Avalere study: Generics tiers could save patients $4.1 billion in 2019
A new report from Avalere is taking a look at how, as generic drugs are placed on higher, non-generic tiers, patient cost sharing for these medications can increase.
The report, follows the news in late January that the Centers for Medicare and Medicaid Services would be considering changing the Medicare Part D tier formulary guidelines, potentially reversing the change allowed beginning in 2017.
Under the proposal, CMS would prohibit or discourage Medicare Part D plans from placing generic drugs on brand tiers and vice versa, as well as eliminate the non-preferred drug tier. CMS’ stated goal of the policy is to help lower patient out of pocket costs for beneficiaries, increase generic utilization, and avoid beneficiary confusion around tier naming.
In its analysis, Avalere estimated the potential savings for patients under this proposed policy as well as estimated implications for Part D plan liabilities, using Part D prescription drug event data from 2016 to 2017 and CMS’ Public Use Files with Part D benefit and formulary design information for 2016–2019.
Avalere’s report found that as generic drugs are placed on higher, non-generic tiers, patient cost sharing for these medications can increase. Under the benefit design requirements in Medicare Part D, beneficiaries generally pay more cost sharing for drugs placed on tiers for brand drugs (i.e., Tiers 3 and 4) than on tiers for generic drugs (i.e., Tiers 1 and 2).
In an analysis of cost sharing for 2019 Medicare Part D prescription drug plans, Avalere found that the two generic tiers had a weighted average cost sharing of $2 and $7 respectively. Branded tiers had substantially higher cost-sharing, with the non-preferred drug tier averaging 39% coinsurance.
According to Avalere, most Medicare Part D Prescription Drug Plans charge coinsurance for the preferred brand tier (average of 21% in 2019), while most Medicare Advantage prescription drug plans charge copayments for Tier 3, preferred brand drugs (average of $37.38 in 2019).
To estimate the potential for patient out of pocket savings due to the CMS proposal, Avalere determined the difference in cost sharing if generic drugs covered by the plan, utilized by beneficiaries, and placed on non-generic tiers, were moved down to the highest generic tier.
Assuming constant utilization and plan formulary management, the difference is the estimated cost-sharing amount that could be saved by Part D beneficiaries, or the federal government in the case of low income Medicare Part D beneficiaries with subsidized cost sharing, using generic drugs under the CMS potential policy of using separate tiers for brand and generic drugs.
Other key findings of the report include the following:
- Patient cost sharing would have been $15.7 billion lower for generic drugs from 2016–2019 under CMS’ potential policy to require Part D plans to place generics only on generic tiers.
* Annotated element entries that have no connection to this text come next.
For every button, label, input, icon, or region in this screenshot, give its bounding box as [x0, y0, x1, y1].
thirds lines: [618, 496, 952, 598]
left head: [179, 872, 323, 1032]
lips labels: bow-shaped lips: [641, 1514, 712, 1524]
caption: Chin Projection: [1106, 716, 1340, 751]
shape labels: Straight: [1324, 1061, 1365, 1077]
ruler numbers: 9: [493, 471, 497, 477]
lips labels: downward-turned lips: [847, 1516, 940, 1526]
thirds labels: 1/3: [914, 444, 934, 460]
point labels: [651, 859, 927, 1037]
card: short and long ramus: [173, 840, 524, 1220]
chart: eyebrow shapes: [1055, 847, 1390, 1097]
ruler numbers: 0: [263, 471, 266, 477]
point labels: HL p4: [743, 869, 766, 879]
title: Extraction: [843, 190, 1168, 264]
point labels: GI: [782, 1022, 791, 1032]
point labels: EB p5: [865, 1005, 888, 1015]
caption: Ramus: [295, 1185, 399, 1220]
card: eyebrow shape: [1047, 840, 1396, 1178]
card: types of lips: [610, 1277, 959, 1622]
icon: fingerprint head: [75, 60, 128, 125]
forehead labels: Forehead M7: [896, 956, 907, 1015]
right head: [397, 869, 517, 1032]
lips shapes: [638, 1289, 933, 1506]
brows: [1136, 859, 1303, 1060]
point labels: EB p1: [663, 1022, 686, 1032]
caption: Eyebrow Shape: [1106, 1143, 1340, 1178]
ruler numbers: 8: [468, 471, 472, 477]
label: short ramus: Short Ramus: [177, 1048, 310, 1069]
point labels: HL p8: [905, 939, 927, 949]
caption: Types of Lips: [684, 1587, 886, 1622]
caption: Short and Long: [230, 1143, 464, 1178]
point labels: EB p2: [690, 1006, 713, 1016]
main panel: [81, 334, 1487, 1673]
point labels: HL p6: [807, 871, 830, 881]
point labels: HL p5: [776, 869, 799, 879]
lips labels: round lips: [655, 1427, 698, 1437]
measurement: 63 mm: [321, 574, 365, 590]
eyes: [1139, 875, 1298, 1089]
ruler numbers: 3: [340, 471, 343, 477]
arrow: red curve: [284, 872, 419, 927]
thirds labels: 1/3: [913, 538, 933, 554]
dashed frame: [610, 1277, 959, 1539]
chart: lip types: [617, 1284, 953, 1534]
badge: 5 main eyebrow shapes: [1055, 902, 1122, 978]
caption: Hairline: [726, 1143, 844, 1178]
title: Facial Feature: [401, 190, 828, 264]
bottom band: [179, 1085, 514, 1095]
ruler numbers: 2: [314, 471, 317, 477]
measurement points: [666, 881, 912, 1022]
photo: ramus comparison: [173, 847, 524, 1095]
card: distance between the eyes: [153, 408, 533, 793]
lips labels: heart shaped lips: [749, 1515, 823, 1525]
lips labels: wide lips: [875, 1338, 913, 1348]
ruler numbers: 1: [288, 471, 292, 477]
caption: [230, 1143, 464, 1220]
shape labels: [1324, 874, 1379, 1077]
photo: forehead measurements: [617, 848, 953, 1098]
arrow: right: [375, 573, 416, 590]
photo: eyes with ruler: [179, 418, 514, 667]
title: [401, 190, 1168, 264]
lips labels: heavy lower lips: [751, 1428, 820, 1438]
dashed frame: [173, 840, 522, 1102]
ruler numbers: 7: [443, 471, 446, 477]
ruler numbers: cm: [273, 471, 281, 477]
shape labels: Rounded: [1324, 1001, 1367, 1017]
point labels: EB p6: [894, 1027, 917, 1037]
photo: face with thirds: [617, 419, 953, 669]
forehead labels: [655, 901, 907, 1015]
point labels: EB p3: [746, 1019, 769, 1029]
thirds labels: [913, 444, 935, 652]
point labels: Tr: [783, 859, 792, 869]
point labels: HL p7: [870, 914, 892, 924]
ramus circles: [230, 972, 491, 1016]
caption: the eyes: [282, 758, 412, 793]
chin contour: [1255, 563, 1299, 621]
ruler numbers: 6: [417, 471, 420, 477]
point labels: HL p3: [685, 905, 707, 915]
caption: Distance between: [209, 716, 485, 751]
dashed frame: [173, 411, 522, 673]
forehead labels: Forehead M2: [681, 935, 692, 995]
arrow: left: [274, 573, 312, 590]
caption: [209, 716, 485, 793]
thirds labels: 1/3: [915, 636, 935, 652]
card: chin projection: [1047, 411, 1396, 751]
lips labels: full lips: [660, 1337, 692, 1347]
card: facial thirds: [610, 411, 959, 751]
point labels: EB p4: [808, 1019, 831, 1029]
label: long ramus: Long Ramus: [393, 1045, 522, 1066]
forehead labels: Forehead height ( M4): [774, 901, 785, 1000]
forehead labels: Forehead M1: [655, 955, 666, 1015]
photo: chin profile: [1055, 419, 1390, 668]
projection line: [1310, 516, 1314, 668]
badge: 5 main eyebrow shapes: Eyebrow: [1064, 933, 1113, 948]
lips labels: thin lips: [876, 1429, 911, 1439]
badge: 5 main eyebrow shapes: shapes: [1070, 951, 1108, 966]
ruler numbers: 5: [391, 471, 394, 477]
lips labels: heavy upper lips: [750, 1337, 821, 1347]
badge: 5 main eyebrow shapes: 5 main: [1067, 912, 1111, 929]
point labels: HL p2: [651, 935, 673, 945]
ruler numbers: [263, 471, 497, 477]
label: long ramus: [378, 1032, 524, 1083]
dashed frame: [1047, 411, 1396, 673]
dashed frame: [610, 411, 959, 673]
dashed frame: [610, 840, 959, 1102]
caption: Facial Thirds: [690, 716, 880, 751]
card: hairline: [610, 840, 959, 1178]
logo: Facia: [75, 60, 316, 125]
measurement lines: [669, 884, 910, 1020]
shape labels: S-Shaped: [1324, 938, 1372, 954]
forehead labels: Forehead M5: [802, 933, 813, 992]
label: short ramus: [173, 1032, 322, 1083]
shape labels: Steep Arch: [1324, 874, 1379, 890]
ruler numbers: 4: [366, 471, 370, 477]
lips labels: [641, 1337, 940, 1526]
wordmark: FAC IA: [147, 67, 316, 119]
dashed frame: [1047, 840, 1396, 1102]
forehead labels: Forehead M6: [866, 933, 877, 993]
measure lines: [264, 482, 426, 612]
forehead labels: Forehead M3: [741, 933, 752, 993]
- On aggregate, patient cost sharing would have been $15.7 billion lower for generic drugs from 2016–2019 under this potential policy, averaging $3.9 billion per year as a result of placing generic drugs on lower tiers. The placement of a substantial number of generic medications on non-generic tiers, leads to higher out of pocket spending for generics not currently on generic tiers.
- Beneficiaries taking antidepressant drugs were estimated to save the most in cost sharing, followed by those taking antipsychotics and cardiovascular.
- Generic drugs in Medicare Part D have experienced a shift from nearly exclusive placement on generic tiers prior to 2012 to nearly evenly divided placement between generic and non-generic tiers in 2019.
“That trend, encouraged by the creation of the non-preferred drug tier in 2017, has resulted in higher beneficiary cost sharing for generic medications over time, reducing the incentive for beneficiaries to take lower priced generic medications. As CMS considers options to incent lower-priced medications to reduce out of pocket costs in the Part D program, a requirement for generic drugs to be covered only on generic tiers could achieve this objective, saving patients who take generic drugs an estimated $4.1 billion in 2019,” Avalere said.
The Association for Accessible Medicines said Avalere’s report “is further evidence that America’s patients are
needlessly spending too much out-of-pocket for affordable generics. Since 2015, seniors have paid nearly $22 billion in additional out-of-pocket costs for their prescription drugs in Medicare.”
Additionally, AAM applauded the Trump Administration for “taking bold steps to course-correct this problem” and said, “We encourage CMS to implement its proposal to place generic medicines on generic tiers. The proposal would increase access, reduce patient confusion and save our nation’s patients more than $4 billion per year.”